La riserva di Bangangai ha una superficie di circa 170 chilometri quadrati ed è una delle diciannove aree protette del Sud Sudan – tredici riserve di caccia e sei parchi nazionali – che coprono più del 13 per cento del territorio. Il territorio ospita, tra le altre specie, scimpanzé, bongo (un’antilope delle foreste pluviali) e il gatto dorato africano, un felino selvatico, ma gli animali non sono facili da avvistare. Molti sono fuggiti o sono morti durante la guerra civile, quando i parchi erano occupati da gruppi armati.
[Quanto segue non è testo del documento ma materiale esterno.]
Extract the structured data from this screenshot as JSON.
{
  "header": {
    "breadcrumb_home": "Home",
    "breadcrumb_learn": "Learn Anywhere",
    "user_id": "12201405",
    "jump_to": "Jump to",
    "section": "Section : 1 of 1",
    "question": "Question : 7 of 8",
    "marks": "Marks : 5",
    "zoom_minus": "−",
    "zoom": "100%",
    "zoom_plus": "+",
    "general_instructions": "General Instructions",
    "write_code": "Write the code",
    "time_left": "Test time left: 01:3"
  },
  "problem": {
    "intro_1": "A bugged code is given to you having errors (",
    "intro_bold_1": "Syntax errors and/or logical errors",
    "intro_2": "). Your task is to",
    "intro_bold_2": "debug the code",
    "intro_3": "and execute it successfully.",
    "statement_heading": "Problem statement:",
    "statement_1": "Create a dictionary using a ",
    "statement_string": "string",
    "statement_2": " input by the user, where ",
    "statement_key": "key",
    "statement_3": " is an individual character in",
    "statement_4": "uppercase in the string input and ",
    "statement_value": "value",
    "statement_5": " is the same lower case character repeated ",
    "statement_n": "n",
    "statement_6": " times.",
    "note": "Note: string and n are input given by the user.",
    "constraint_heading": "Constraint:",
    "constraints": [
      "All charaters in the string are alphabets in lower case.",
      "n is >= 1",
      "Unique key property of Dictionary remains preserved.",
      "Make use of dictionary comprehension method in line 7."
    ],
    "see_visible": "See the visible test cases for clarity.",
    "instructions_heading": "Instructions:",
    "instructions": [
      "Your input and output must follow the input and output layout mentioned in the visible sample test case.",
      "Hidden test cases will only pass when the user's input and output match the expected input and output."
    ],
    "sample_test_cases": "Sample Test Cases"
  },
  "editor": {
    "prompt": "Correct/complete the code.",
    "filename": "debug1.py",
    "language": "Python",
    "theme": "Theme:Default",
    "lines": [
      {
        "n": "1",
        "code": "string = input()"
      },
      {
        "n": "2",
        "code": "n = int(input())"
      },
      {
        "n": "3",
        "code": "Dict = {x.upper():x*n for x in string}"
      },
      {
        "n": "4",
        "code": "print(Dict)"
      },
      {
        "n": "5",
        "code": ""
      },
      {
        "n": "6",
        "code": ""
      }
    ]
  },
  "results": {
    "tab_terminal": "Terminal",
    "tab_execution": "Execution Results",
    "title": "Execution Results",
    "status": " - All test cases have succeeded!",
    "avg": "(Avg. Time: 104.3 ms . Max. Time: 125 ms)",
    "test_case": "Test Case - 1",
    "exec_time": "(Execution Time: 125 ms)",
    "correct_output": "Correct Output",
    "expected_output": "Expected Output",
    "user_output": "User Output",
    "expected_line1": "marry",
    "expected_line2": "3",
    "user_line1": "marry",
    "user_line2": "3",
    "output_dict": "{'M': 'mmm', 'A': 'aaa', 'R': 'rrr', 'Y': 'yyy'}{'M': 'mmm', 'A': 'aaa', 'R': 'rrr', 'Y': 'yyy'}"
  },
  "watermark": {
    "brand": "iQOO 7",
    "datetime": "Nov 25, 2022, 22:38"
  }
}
Questa parte del paese è stata teatro di conflitti anche nel 2021: i combattimenti tra il governo e le milizie che sostengono l’opposizione nella contea di Tambura hanno costretto circa ottantamila persone a lasciare le loro case e hanno causato centinaia di vittime. L’accampamento delle guardie forestali invece è rimasto un’oasi di pace. Le guardie forestali sono convinte di fare qualcosa di molto importante qui e cercano di ricostruire quello che è stato distrutto durante gli anni della guerra.

In tenda nella foresta

Martin finisce il caffè. Si sistema la pistola per la ricognizione del mattino, prende l’acqua e segue i colleghi nel parco. In mezzo agli alberi, con la sua aria giocosa, più che camminare sembra ondeggiare. Controlla il terreno e le piante alla ricerca di tracce di animali.

Ogni volta che le guardie vedono delle impronte, si fermano e registrano la loro posizione con il gps. Le ricognizioni possono durare qualche ora, ma di solito ci vogliono dai cinque agli otto giorni e chi partecipa alle spedizioni dorme dentro una tenda nella foresta. Fanno tutto a piedi, usando pochi veicoli a motore. Oltre a seguire le tracce, controllano le telecamere piazzate attorno alle trappole – che registrano i movimenti degli animali e fanno da deterrente per i bracconieri – e si assicurano che tutti i cartelli siano ben visibili.

Parte del lavoro di Martin consiste nel sensibilizzare la comunità locale, spiegando l’importanza di preservare i parchi e di non uccidere gli animali. Inoltre cattura i bracconieri, o almeno ci prova. Anche se le guardie forestali hanno dovuto interrompere i loro pattugliamenti durante la guerra civile – in quel periodo lei è rimasta al quartier generale di Tambura –, nel corso degli anni ha arrestato una decina di persone, dice, anche se spesso i fermati sono rilasciati con un semplice ammonimento.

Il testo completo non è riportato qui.